Spindle cell melanoma is a rare variant of melanoma that was originally described by Conley et al4 in 1971. The lesion represents 2% to 4% of all melanomas and presents in older patients on sun-exposed skin as a pink or variably pigmented nodule measuring an average of 2 cm.5 Males are affected more than females, and prominent neural invasion is present in 30% to 100% of cases.6-10 Neural invasion can result in nerve palsies and/or dysesthesia. Because half of these lesions are amelanotic, they are often clinically misdiagnosed prior to biopsy.11

Histopathologically, these lesions can be quite challenging. Spindle cell melanoma histologically is an intradermal lesion composed of spindle cells distributed in bundles, fascicles, or nests, or singly between collagen fibers of the dermis. Other spindle tumors such as spindle cell squamous cell carcinoma, atypical fibroxanthoma, dermatofibrosarcoma protuberans, angiosarcoma, and leiomyosarcoma have a similar presentation with hematoxylin and eosin stain. The diagnostic process for spindle cell tumors is greatly aided by immunohistologic analysis. Spindle cell melanoma usually shows immunoreactivity with S-100. Human melanoma black 45, CD57, and neuron-specific enolase usually do not stain, and CD68 has been demonstrated in a minority of cases.

The initial biopsy specimen in our case displayed a dense dermal atypical spindle cell proliferation with hematoxylin and eosin stain. The differential diagnosis of the proliferation included desmoplastic melanoma, spindle cell squamous cell carcinoma, leiomyosarcoma, angiosarcoma, and atypical fibroxanthoma. Immunostains were used to further study the lesional biopsy. Cytokeratin 34bE12, CK5/6, cerium ammonium molybdate 5.2, CK7, epithelial membrane antigen, CK18, high-molecular-weight cytokeratin, S-100, Melan-A, human melanoma black 45, smooth muscle actin, desmin, CD68, CD34, CD10, and p63 were studied. The atypical dermal spindle cells were positive for S-100. S-100 and Melan-A highlighted an increased number of single melanocytes at the dermoepidermal junction. Other markers were negative.

A 1.0-cm wide excision to fascia was performed. Routine hematoxylin and eosin stain showed atypical dermal spindle cells with perineural invasion (Figure 1). The malignant spindle cells were S-100 positive (Figure 2). The spindle cells were negative for high-molecular-weight cytokeratin, CK5/6, p63, Melan-A, A103, microphthalmia, and tyrosinase. These findings confirm melanoma of the spindle cell type.

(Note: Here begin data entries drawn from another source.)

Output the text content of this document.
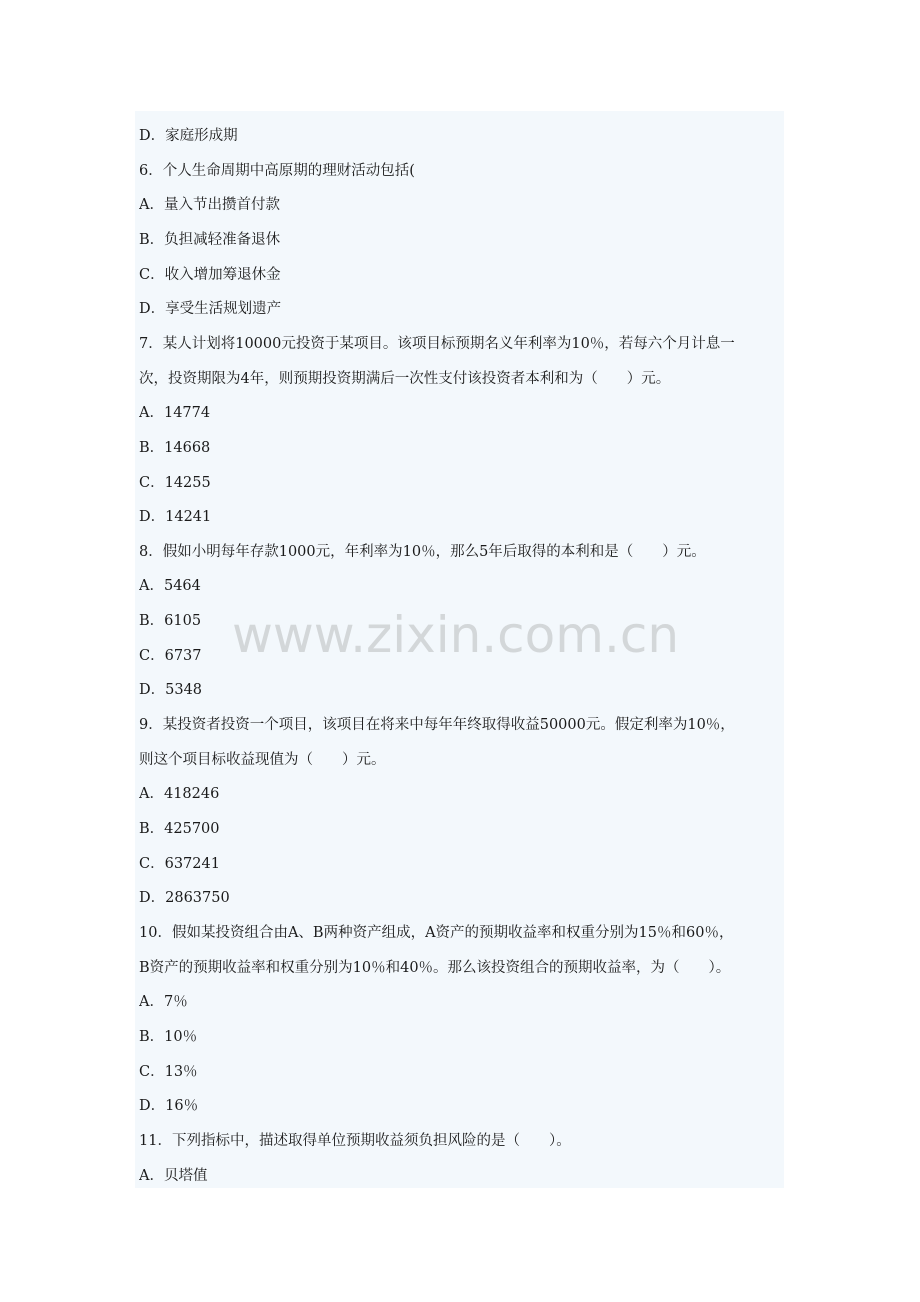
D．家庭形成期
6．个人生命周期中高原期的理财活动包括(
A．量入节出攒首付款
B．负担减轻准备退休
C．收入增加筹退休金
D．享受生活规划遗产
7．某人计划将10000元投资于某项目。该项目标预期名义年利率为10％，若每六个月计息一
次，投资期限为4年，则预期投资期满后一次性支付该投资者本利和为（　　）元。
A．14774
B．14668
C．14255
D．14241
8．假如小明每年存款1000元，年利率为10％，那么5年后取得的本利和是（　　）元。
A．5464
B．6105
C．6737
D．5348
9．某投资者投资一个项目，该项目在将来中每年年终取得收益50000元。假定利率为10％，
则这个项目标收益现值为（　　）元。
A．418246
B．425700
C．637241
D．2863750
10．假如某投资组合由A、B两种资产组成，A资产的预期收益率和权重分别为15％和60％，
B资产的预期收益率和权重分别为10％和40％。那么该投资组合的预期收益率，为（　　）。
A．7％
B．10％
C．13％
D．16％
11．下列指标中，描述取得单位预期收益须负担风险的是（　　）。
A．贝塔值
www.zixin.com.cn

Figure 1. A routine hematoxylin and eosin section showed an atypical dermal spindle cell infiltrate (A)(original magnification ×40). Higher magnification showed a malignant dermal spindle cell infiltrate with increased mitoses (B)(original magnification ×100), atypical mitoses (C)(original magnification ×100), and spindle cells with perineural invasion (D)(original magnification ×100).


Figure 2. Spindle cell infiltrate with S-100 positivity (original
magnification ×100).

The lesion was a Clark level V melanoma with a Breslow thickness of at least 12 mm. Perineural invasion was noted and the mitotic index was 7 cells/mm2. Vascular and lymphatic invasion was negative and ulceration was present. Tumor-infiltrating lymphocytes were brisk, resulting in a pathologic staging of pT4NXMX.

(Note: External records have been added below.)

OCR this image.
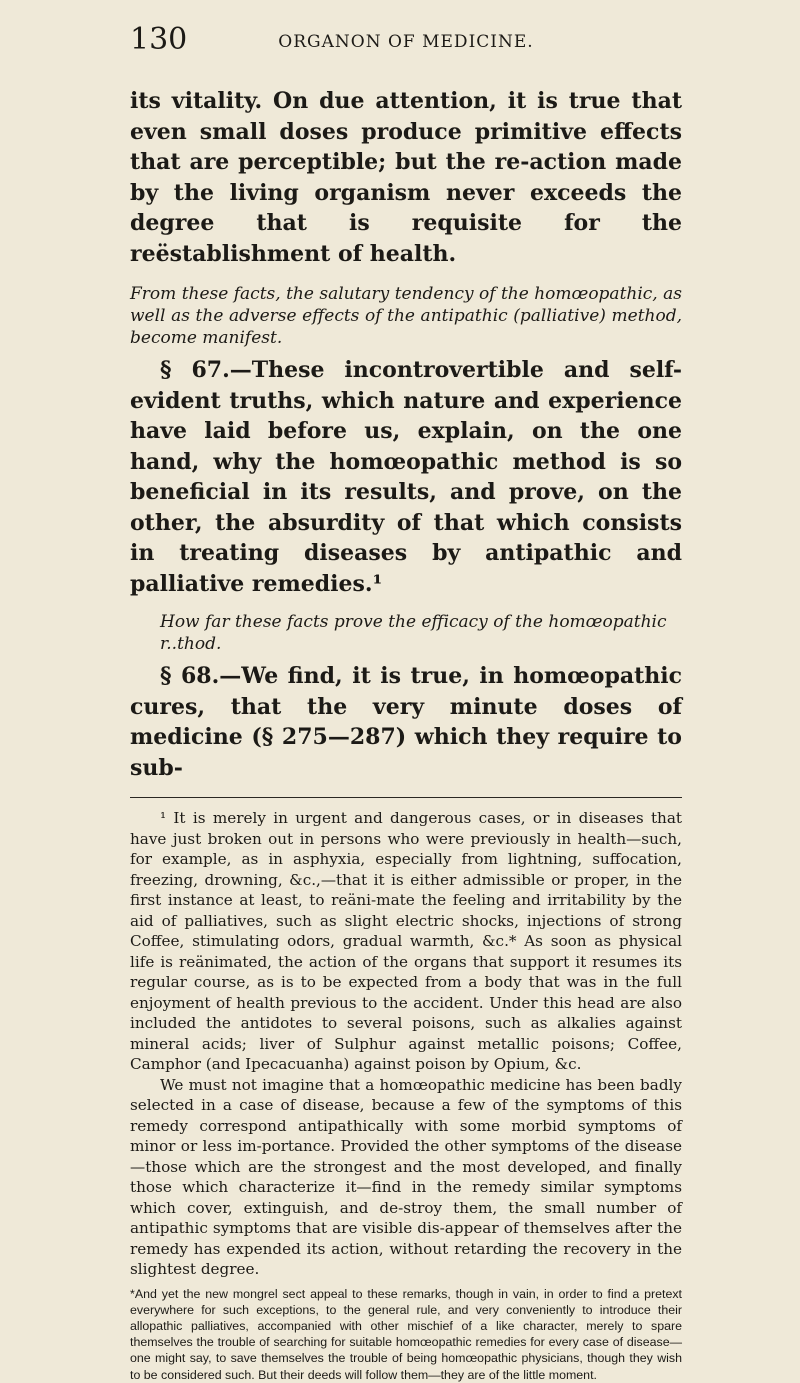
130	ORGANON OF MEDICINE.

its vitality. On due attention, it is true that even small doses produce primitive effects that are perceptible; but the re-action made by the living organism never exceeds the degree that is requisite for the reëstablishment of health.

From these facts, the salutary tendency of the homœopathic, as well as the adverse effects of the antipathic (palliative) method, become manifest.

§ 67.—These incontrovertible and self-evident truths, which nature and experience have laid before us, explain, on the one hand, why the homœopathic method is so beneficial in its results, and prove, on the other, the absurdity of that which consists in treating diseases by antipathic and palliative remedies.¹

How far these facts prove the efficacy of the homœopathic r..thod.

§ 68.—We find, it is true, in homœopathic cures, that the very minute doses of medicine (§ 275—287) which they require to sub-

¹ It is merely in urgent and dangerous cases, or in diseases that have just broken out in persons who were previously in health—such, for example, as in asphyxia, especially from lightning, suffocation, freezing, drowning, &c.,—that it is either admissible or proper, in the first instance at least, to reäni-mate the feeling and irritability by the aid of palliatives, such as slight electric shocks, injections of strong Coffee, stimulating odors, gradual warmth, &c.* As soon as physical life is reänimated, the action of the organs that support it resumes its regular course, as is to be expected from a body that was in the full enjoyment of health previous to the accident. Under this head are also included the antidotes to several poisons, such as alkalies against mineral acids; liver of Sulphur against metallic poisons; Coffee, Camphor (and Ipecacuanha) against poison by Opium, &c.

We must not imagine that a homœopathic medicine has been badly selected in a case of disease, because a few of the symptoms of this remedy correspond antipathically with some morbid symptoms of minor or less im-portance. Provided the other symptoms of the disease—those which are the strongest and the most developed, and finally those which characterize it—find in the remedy similar symptoms which cover, extinguish, and de-stroy them, the small number of antipathic symptoms that are visible dis-appear of themselves after the remedy has expended its action, without retarding the recovery in the slightest degree.

*And yet the new mongrel sect appeal to these remarks, though in vain, in order to find a pretext everywhere for such exceptions, to the general rule, and very conveniently to introduce their allopathic palliatives, accompanied with other mischief of a like character, merely to spare themselves the trouble of searching for suitable homœopathic remedies for every case of disease—one might say, to save themselves the trouble of being homœopathic physicians, though they wish to be considered such. But their deeds will follow them—they are of the little moment.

On initial histologic study with hematoxylin and eosin stain, spindle cell melanoma lesions tend to be generally quite thick. Manganoni et al12 reported in their series a Breslow thickness ranging from 2.1 to 12 mm with a mean of 5.8 mm.

Treatment in our case involved a second wide incision to fascia with an additional 2-cm margin. The role of sentinel lymph node biopsy (SLNB) remains undefined. Patients with spindle cell melanoma have a lower frequency of positive sentinel lymph nodes than nondesmoplastic melanomas.13 As such, the need to perform SLNB has not been determined.13-15 Our patient had a history of breast cancer. The lesion appeared on the left side of the back and she pre-viously had a complete axillary lymphadenectomy on the left axillae. She declined SLNB. A systematic workup by the oncology service was negative. Continued follow-up has revealed no recurrent disease and recent workup was negative for metastatic disease.